Notwithstanding the artist's categorical rejection of the allegorical and the symbolic, and his rather terse comments concerning Romanticism, there is something of the romantic in this depiction of a floundering ship that appears to be attempting to draw close to the beautifully exotic birds--so strongly illuminated and presented here in painstaking detail that they might have been plucked from plates of an ornithological treatise. In the combination of a curtain, a leaf so large that it is almost anthropomorphic, and a distant seascape, Le rendez-vous appears to make playful reference to Old Master precedents such as the stately portraits of British naval officers and, more pertinently, the portraits of explorer-naturalists.
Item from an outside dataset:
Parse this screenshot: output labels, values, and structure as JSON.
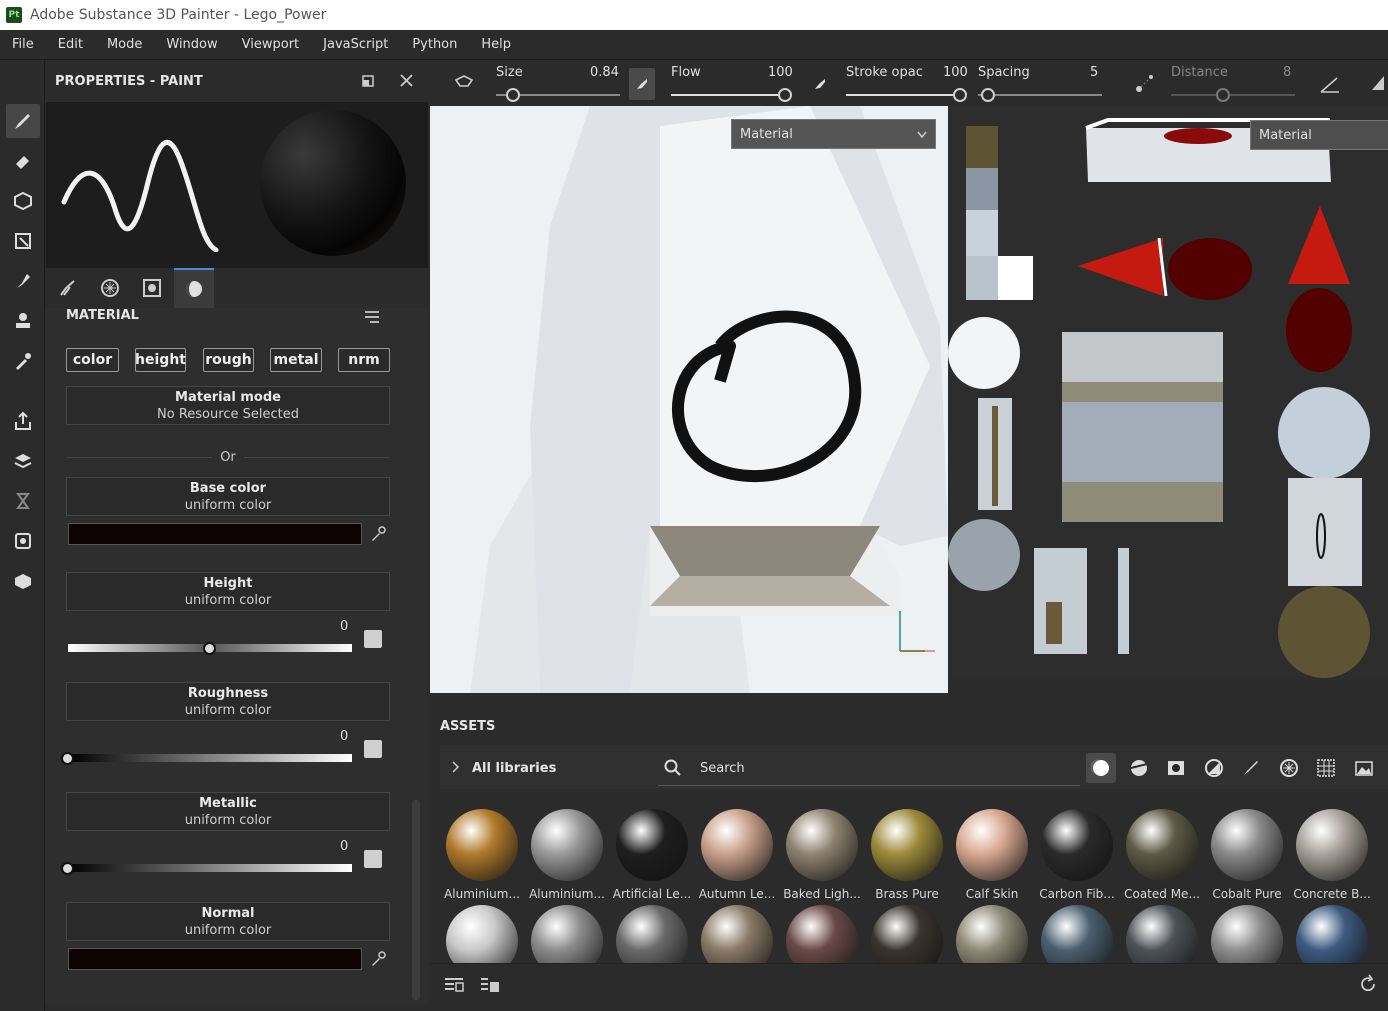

Indeed, this technique of subversive appropriation and adaptation was very much a hallmark of Magritte's and was a strategy that he employed throughout his career.

In the 1940s, for example, Magritte passed through his "Renoir period" and in the first half of 1948, the year he painted Le rendez-vous, he created his "vache" paintings where the crude, comic-strip-like imagery drawn from popular culture was intended as an attack on bourgeois taste. These "vache" paintings were coolly received by critics and public alike, and it was Magritte's new U.S.-based dealer, the formidable Alexander Iolas, who suggested he return to his more recognizable signature style, evident in the present painting, executed later that same year. The following year at the Galerie Lou Cosyn in Brussels, Magritte held his first exhibition after reverting to his "realist," polished manner of execution. This exhibition, whose title translates as "the talking pictures of René Magritte," included Le rendez-vous.

It is notable that the three paintings that feature the central motif of the present painting bear three different names: La troisième dimension, Le regard intérieur and Le rendez-vous. Indeed, Le rendez-vous was a title that Magritte had previously used for a 1937 painting showing completely different imagery. Magritte frequently stated that his titles bore no relationship to the contents of a painting: "The title maintains the same rapport with the painted forms as the forms maintain among themselves," he elucidated. "The forms are assembled in order that evoke mystery... the painting is not an illustration of the ideas that follow" (Magritte, interview with J. Walravens, November 1962 in A. Blavier, op. cit., pp. 537-538). In spite of this disavowal, there is a strong sense of a meeting, or "assignation" as it is translated in the catalogue raisonné, a coming together which radiates from the painting: an inevitable rendezvous, despite the fact that each party is yet unknown to the other.

(fig. 1) René Magritte, La géante, 1935. Sold, Christie's, London, 2002.

(fig. 2) René Magritte, La troisième dimension, 1942. Pinakothek der Modern, Munich.

(fig. 3) René Magritte, L'Île au trésor, 1942. Musées Royaux des Beaux-Arts de Belgique, Brussels.

(fig. 4) René Magritte, La goutte d'eau. 1948. Private collection.